20/01/27 15:58:38 ||aec261d3-7ecc-43a7-8815-d7185ee13833|audit|109.231.200.210, 165.225.80.109, 34.102.220.138, 130.211.1.130|YARNUI||||access|uri|/gateway/my-cluster-name/yarn/proxy/application_1580137635209_0006|unavailable|Request method: GET
20/01/27 15:58:38 ||aec261d3-7ecc-43a7-8815-d7185ee13833|audit|109.231.200.210, 165.225.80.109, 34.102.220.138, 130.211.1.130|YARNUI||||dispatch|uri|http://my-cluster-name-m:8088/proxy/application_1580137635209_0006|unavailable|Request method: GET
20/01/27 15:58:38 ||aec261d3-7ecc-43a7-8815-d7185ee13833|audit|109.231.200.210, 165.225.80.109, 34.102.220.138, 130.211.1.130|YARNUI||||dispatch|uri|http://my-cluster-name-m:8088/proxy/application_1580137635209_0006|success|Response status: 200
20/01/27 15:58:38 |||audit|109.231.200.210, 165.225.80.109, 34.102.220.138, 130.211.1.130|YARNUI||||access|uri|/gateway/my-cluster-name/yarn/proxy/application_1580137635209_0006|success|Response status: 200

Notice there are no 302 records there.

Edit: Since originally posting this I have noticed that if i click on the Tracking UI link immediately after the application starts then I am taken to the details of the yarn application:

yarn app details

A few seconds later clicking on the same link will take me to the error as shown above.

I'm a bit lost at this point.
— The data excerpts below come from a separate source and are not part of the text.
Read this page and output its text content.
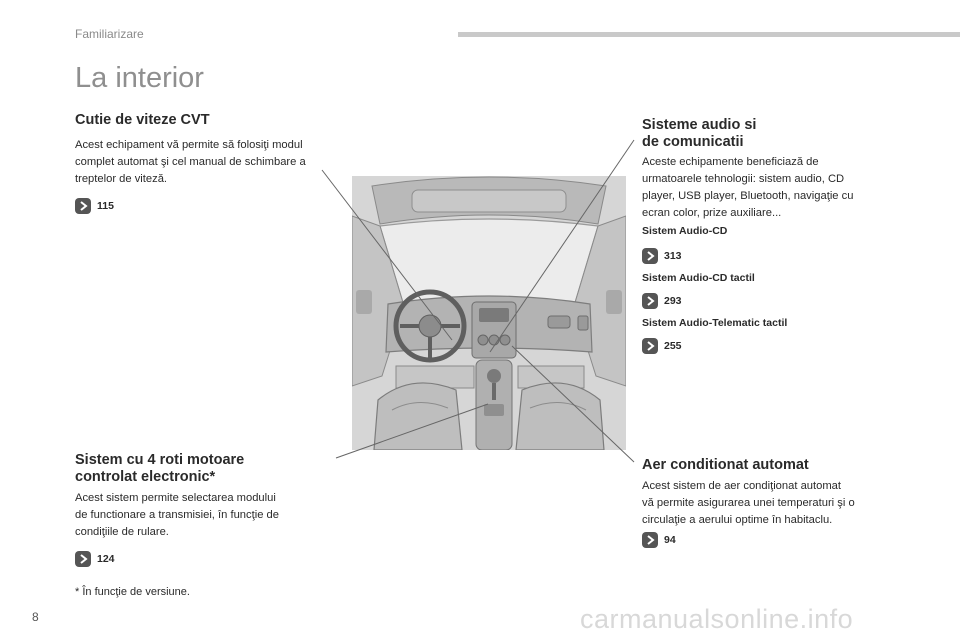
Familiarizare
La interior
Cutie de viteze CVT

Acest echipament vă permite să folosiţi modul
complet automat şi cel manual de schimbare a
treptelor de viteză.

115
Sisteme audio si
de comunicatii

Aceste echipamente beneficiază de
urmatoarele tehnologii: sistem audio, CD
player, USB player, Bluetooth, navigaţie cu
ecran color, prize auxiliare...

Sistem Audio-CD
313
Sistem Audio-CD tactil
293
Sistem Audio-Telematic tactil
255
Sistem cu 4 roti motoare
controlat electronic*

Acest sistem permite selectarea modului
de functionare a transmisiei, în funcţie de
condiţiile de rulare.

124
Aer conditionat automat

Acest sistem de aer condiţionat automat
vă permite asigurarea unei temperaturi şi o
circulaţie a aerului optime în habitaclu.

94
* În funcţie de versiune.
8	carmanualsonline.info
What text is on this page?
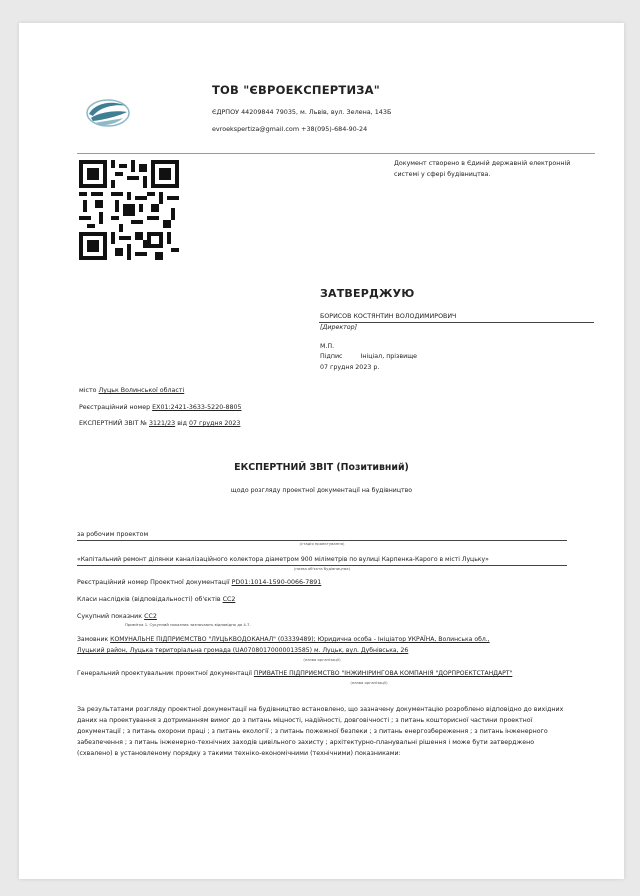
ТОВ "ЄВРОЕКСПЕРТИЗА"
ЄДРПОУ 44209844 79035, м. Львів, вул. Зелена, 143Б
evroekspertiza@gmail.com +38(095)-684-90-24
Документ створено в Єдиній державній електронній системі у сфері будівництва.
ЗАТВЕРДЖУЮ
БОРИСОВ КОСТЯНТИН ВОЛОДИМИРОВИЧ
[Директор]
М.П.
Підпис	Ініціал, прізвище
07 грудня 2023 р.
місто Луцьк Волинської області
Реєстраційний номер ЕХ01:2421-3633-5220-8805
ЕКСПЕРТНИЙ ЗВІТ № 3121/23 від 07 грудня 2023
ЕКСПЕРТНИЙ ЗВІТ (Позитивний)
щодо розгляду проектної документації на будівництво
за робочим проектом
(стадія проектування)
«Капітальний ремонт ділянки каналізаційного колектора діаметром 900 міліметрів по вулиці Карпенка-Карого в місті Луцьку»
(назва об'єкта будівництва)
Реєстраційний номер Проектної документації PD01:1014-1590-0066-7891
Класи наслідків (відповідальності) об'єктів СС2
Сукупний показник СС2
Примітка 1. Сукупний показник зазначають відповідно до 4.7.
Замовник КОМУНАЛЬНЕ ПІДПРИЄМСТВО "ЛУЦЬКВОДОКАНАЛ" (03339489); Юридична особа - Ініціатор УКРАЇНА, Волинська обл.,
Луцький район, Луцька територіальна громада (UA07080170000013585) м. Луцьк, вул. Дубнівська, 26
(назва організації)
Генеральний проектувальник проектної документації ПРИВАТНЕ ПІДПРИЄМСТВО "ІНЖИНІРИНГОВА КОМПАНІЯ "ДОРПРОЕКТСТАНДАРТ"
(назва організації)
За результатами розгляду проектної документації на будівництво встановлено, що зазначену документацію розроблено відповідно до вихідних даних на проектування з дотриманням вимог до з питань міцності, надійності, довговічності ; з питань кошторисної частини проектної документації ; з питань охорони праці ; з питань екології ; з питань пожежної безпеки ; з питань енергозбереження ; з питань інженерного забезпечення ; з питань інженерно-технічних заходів цивільного захисту ; архітектурно-планувальні рішення і може бути затверджено (схвалено) в установленому порядку з такими техніко-економічними (технічними) показниками:
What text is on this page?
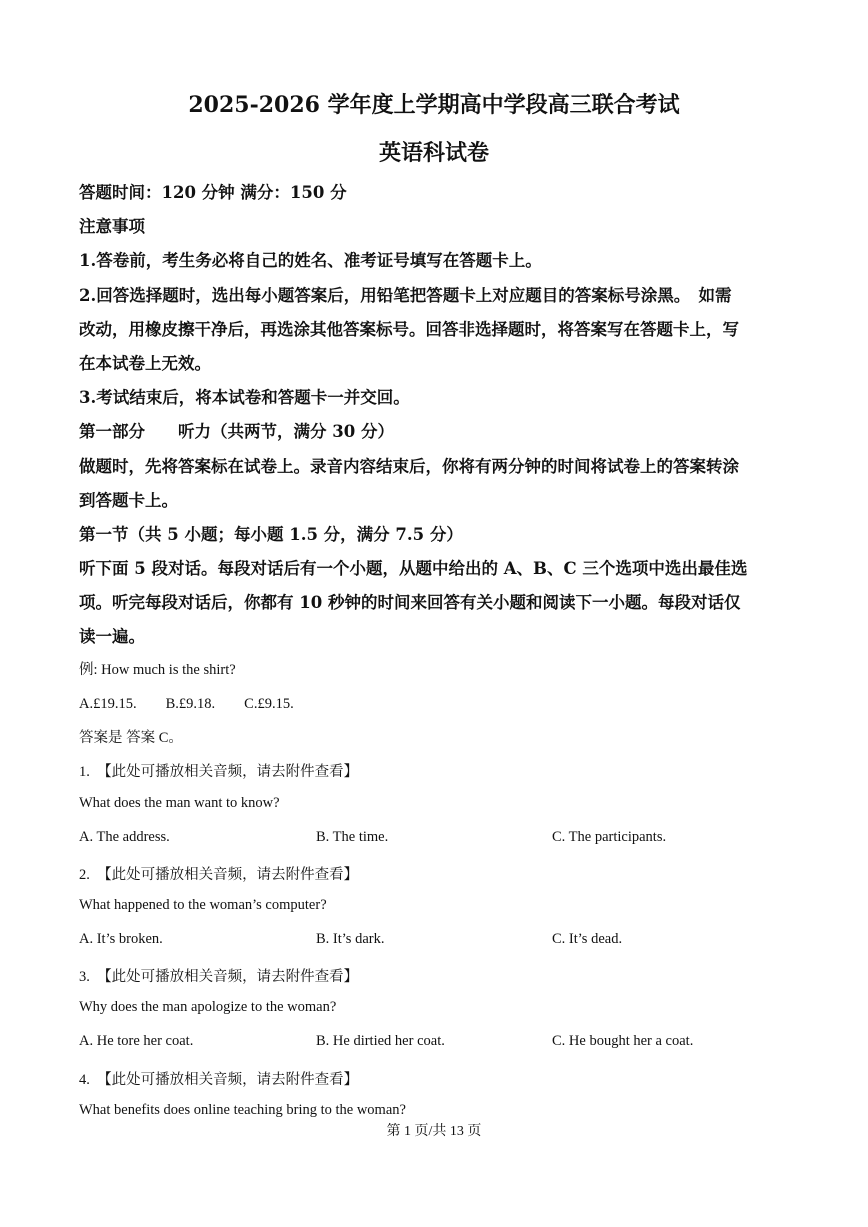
2025-2026 学年度上学期高中学段高三联合考试
英语科试卷
答题时间：120 分钟 满分：150 分
注意事项
1.答卷前，考生务必将自己的姓名、准考证号填写在答题卡上。
2.回答选择题时，选出每小题答案后，用铅笔把答题卡上对应题目的答案标号涂黑。　如需
改动，用橡皮擦干净后，再选涂其他答案标号。回答非选择题时，将答案写在答题卡上，写
在本试卷上无效。
3.考试结束后，将本试卷和答题卡一并交回。
第一部分　　听力（共两节，满分 30 分）
做题时，先将答案标在试卷上。录音内容结束后，你将有两分钟的时间将试卷上的答案转涂
到答题卡上。
第一节（共 5 小题；每小题 1.5 分，满分 7.5 分）
听下面 5 段对话。每段对话后有一个小题，从题中给出的 A、B、C 三个选项中选出最佳选
项。听完每段对话后，你都有 10 秒钟的时间来回答有关小题和阅读下一小题。每段对话仅
读一遍。
例: How much is the shirt?
A.£19.15.　　B.£9.18.　　C.£9.15.
答案是 答案 C。
1.　【此处可播放相关音频，请去附件查看】
What does the man want to know?
A. The address.	B. The time.	C. The participants.
2.　【此处可播放相关音频，请去附件查看】
What happened to the woman’s computer?
A. It’s broken.	B. It’s dark.	C. It’s dead.
3.　【此处可播放相关音频，请去附件查看】
Why does the man apologize to the woman?
A. He tore her coat.	B. He dirtied her coat.	C. He bought her a coat.
4.　【此处可播放相关音频，请去附件查看】
What benefits does online teaching bring to the woman?
第 1 页/共 13 页
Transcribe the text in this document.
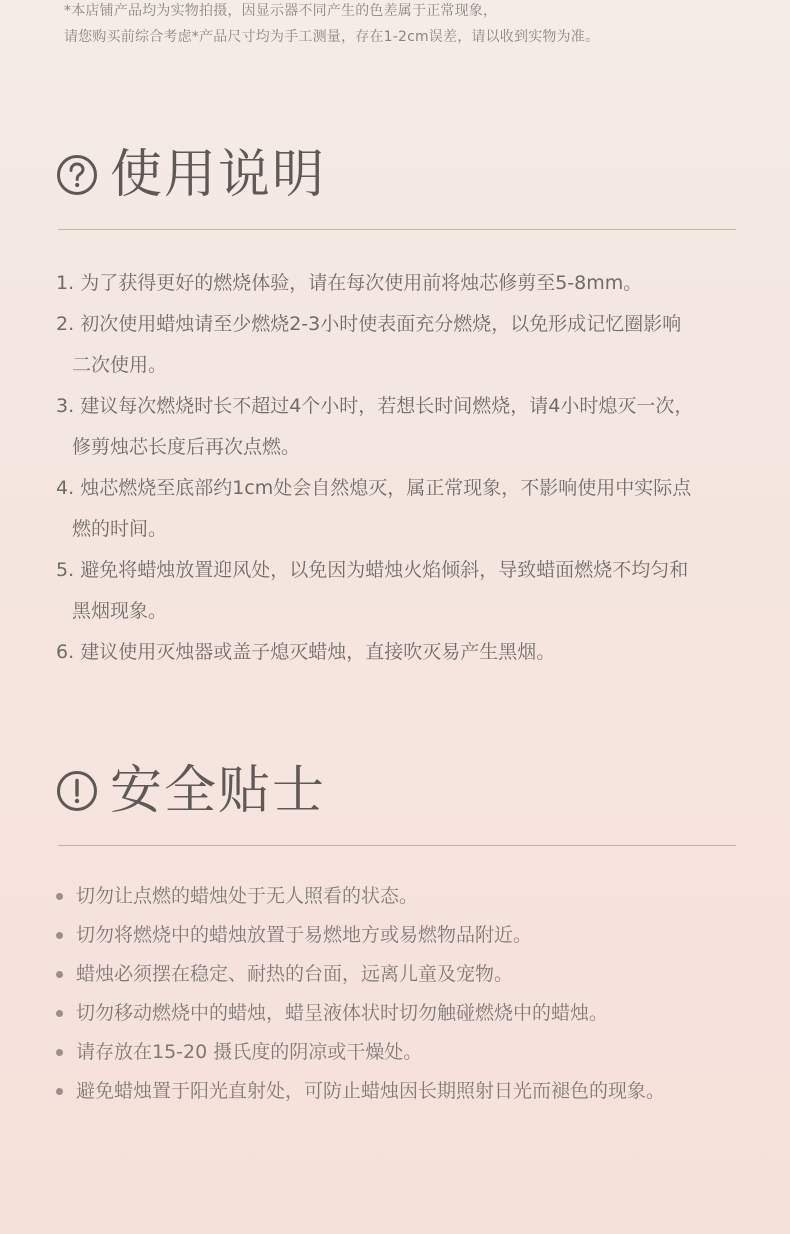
*本店铺产品均为实物拍摄，因显示器不同产生的色差属于正常现象，
请您购买前综合考虑*产品尺寸均为手工测量，存在1-2cm误差，请以收到实物为准。
使用说明
1. 为了获得更好的燃烧体验，请在每次使用前将烛芯修剪至5-8mm。
2. 初次使用蜡烛请至少燃烧2-3小时使表面充分燃烧，以免形成记忆圈影响
二次使用。
3. 建议每次燃烧时长不超过4个小时，若想长时间燃烧，请4小时熄灭一次，
修剪烛芯长度后再次点燃。
4. 烛芯燃烧至底部约1cm处会自然熄灭，属正常现象，不影响使用中实际点
燃的时间。
5. 避免将蜡烛放置迎风处，以免因为蜡烛火焰倾斜，导致蜡面燃烧不均匀和
黑烟现象。
6. 建议使用灭烛器或盖子熄灭蜡烛，直接吹灭易产生黑烟。
安全贴士
切勿让点燃的蜡烛处于无人照看的状态。
切勿将燃烧中的蜡烛放置于易燃地方或易燃物品附近。
蜡烛必须摆在稳定、耐热的台面，远离儿童及宠物。
切勿移动燃烧中的蜡烛，蜡呈液体状时切勿触碰燃烧中的蜡烛。
请存放在15-20 摄氏度的阴凉或干燥处。
避免蜡烛置于阳光直射处，可防止蜡烛因长期照射日光而褪色的现象。
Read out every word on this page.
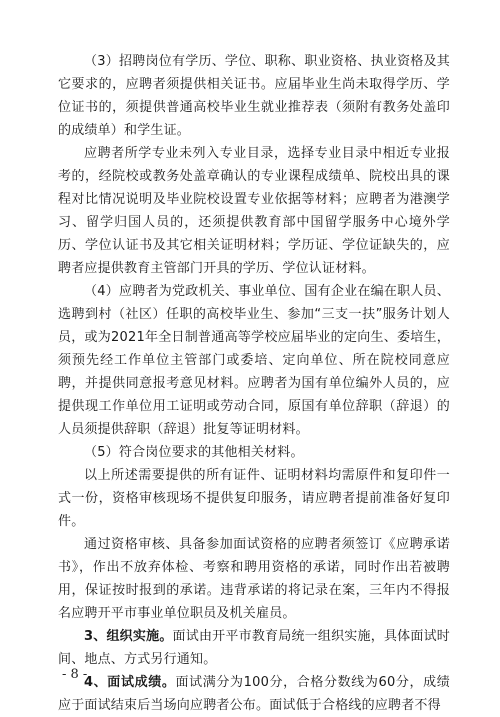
（3）招聘岗位有学历、学位、职称、职业资格、执业资格及其它要求的，应聘者须提供相关证书。应届毕业生尚未取得学历、学位证书的，须提供普通高校毕业生就业推荐表（须附有教务处盖印的成绩单）和学生证。

应聘者所学专业未列入专业目录，选择专业目录中相近专业报考的，经院校或教务处盖章确认的专业课程成绩单、院校出具的课程对比情况说明及毕业院校设置专业依据等材料；应聘者为港澳学习、留学归国人员的，还须提供教育部中国留学服务中心境外学历、学位认证书及其它相关证明材料；学历证、学位证缺失的，应聘者应提供教育主管部门开具的学历、学位认证材料。

（4）应聘者为党政机关、事业单位、国有企业在编在职人员、选聘到村（社区）任职的高校毕业生、参加“三支一扶”服务计划人员，或为2021年全日制普通高等学校应届毕业的定向生、委培生，须预先经工作单位主管部门或委培、定向单位、所在院校同意应聘，并提供同意报考意见材料。应聘者为国有单位编外人员的，应提供现工作单位用工证明或劳动合同，原国有单位辞职（辞退）的人员须提供辞职（辞退）批复等证明材料。

（5）符合岗位要求的其他相关材料。

以上所述需要提供的所有证件、证明材料均需原件和复印件一式一份，资格审核现场不提供复印服务，请应聘者提前准备好复印件。

通过资格审核、具备参加面试资格的应聘者须签订《应聘承诺书》，作出不放弃体检、考察和聘用资格的承诺，同时作出若被聘用，保证按时报到的承诺。违背承诺的将记录在案，三年内不得报名应聘开平市事业单位职员及机关雇员。

3、组织实施。面试由开平市教育局统一组织实施，具体面试时间、地点、方式另行通知。

4、面试成绩。面试满分为100分，合格分数线为60分，成绩应于面试结束后当场向应聘者公布。面试低于合格线的应聘者不得

- 8 -
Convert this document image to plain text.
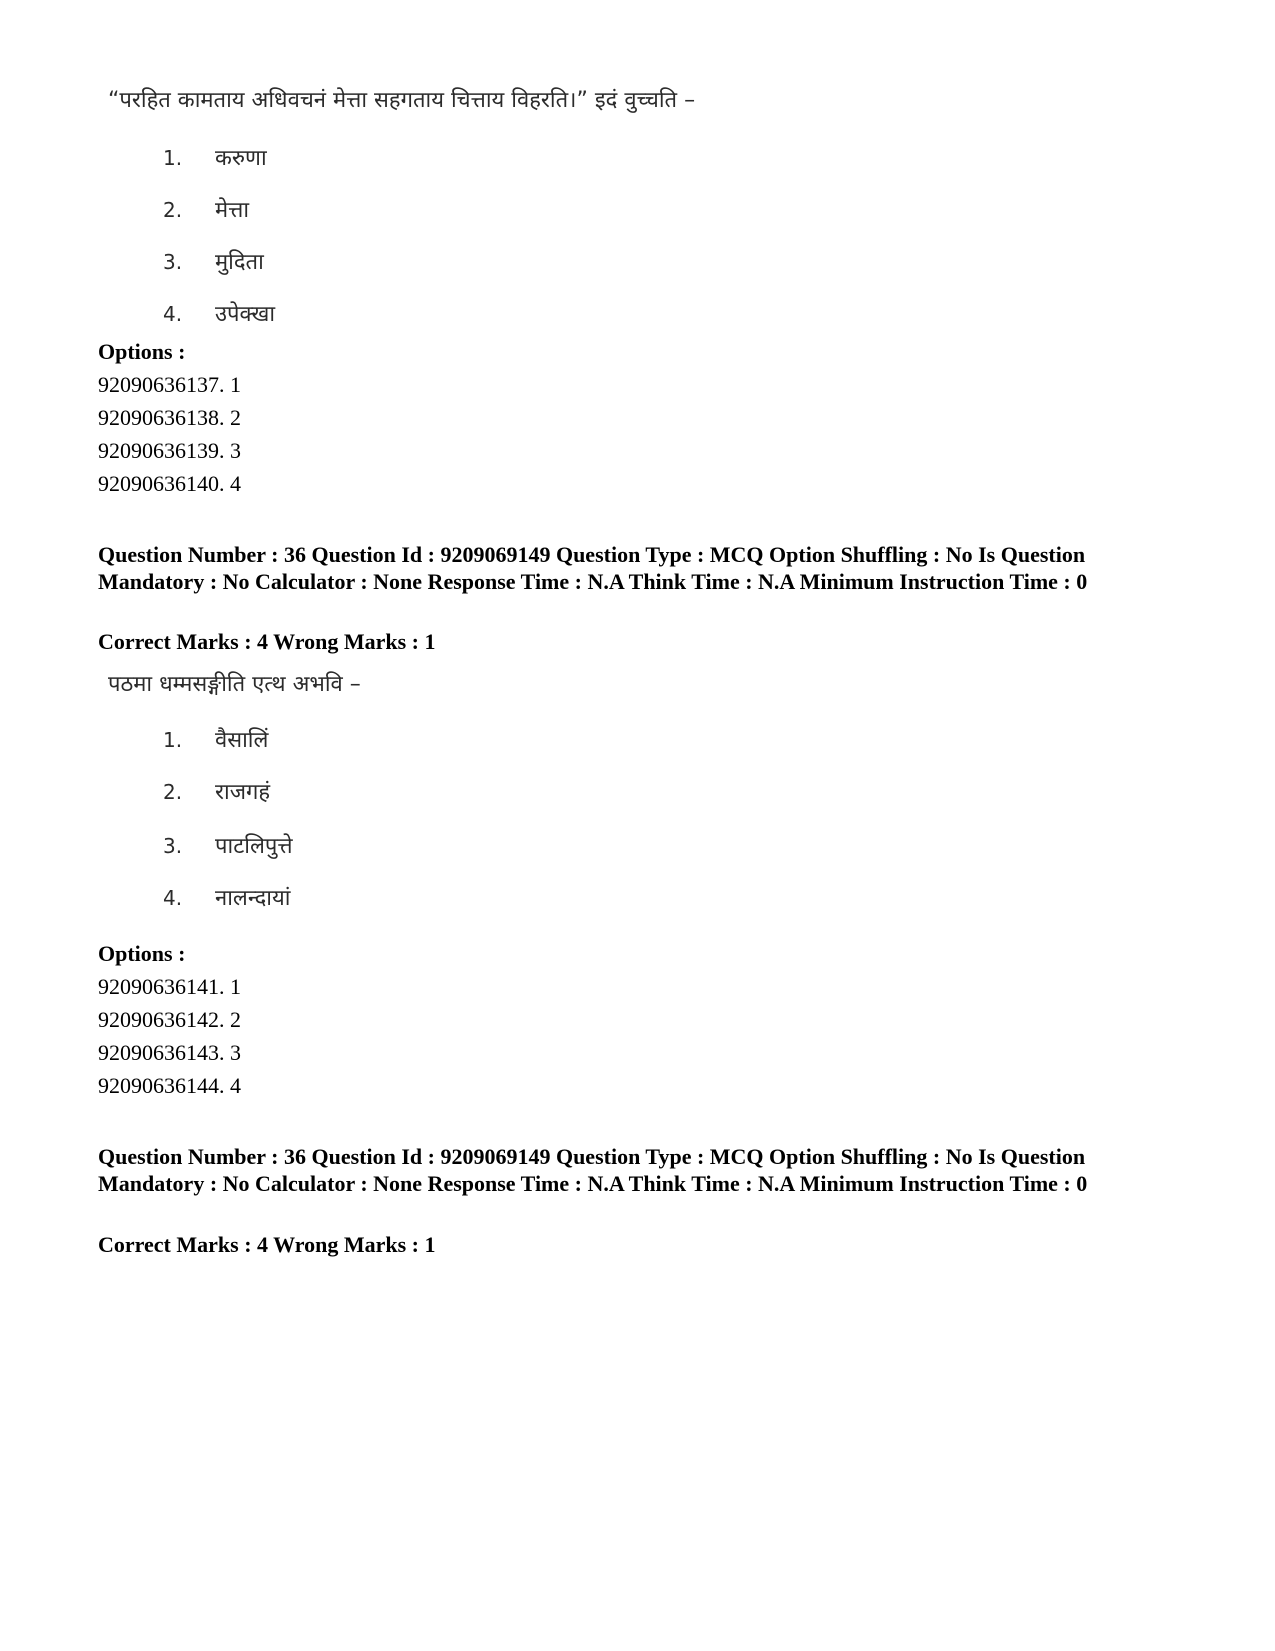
“परहित कामताय अधिवचनं मेत्ता सहगताय चित्ताय विहरति।” इदं वुच्चति –
1. करुणा
2. मेत्ता
3. मुदिता
4. उपेक्खा
Options :
92090636137. 1
92090636138. 2
92090636139. 3
92090636140. 4
Question Number : 36 Question Id : 9209069149 Question Type : MCQ Option Shuffling : No Is Question Mandatory : No Calculator : None Response Time : N.A Think Time : N.A Minimum Instruction Time : 0
Correct Marks : 4 Wrong Marks : 1
पठमा धम्मसङ्गीति एत्थ अभवि –
1. वैसालिं
2. राजगहं
3. पाटलिपुत्ते
4. नालन्दायां
Options :
92090636141. 1
92090636142. 2
92090636143. 3
92090636144. 4
Question Number : 36 Question Id : 9209069149 Question Type : MCQ Option Shuffling : No Is Question Mandatory : No Calculator : None Response Time : N.A Think Time : N.A Minimum Instruction Time : 0
Correct Marks : 4 Wrong Marks : 1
Can anyone help explain why I can't view the Spark UI for in-progress applications? Any pointers as to how I can diagnose would be welcomed.


Solution

  • OK, the answer is rather embarrassing. The cause was simply that the spark UI was not enabled. Changing setting spark.ui.enabled to true solved this particular problem.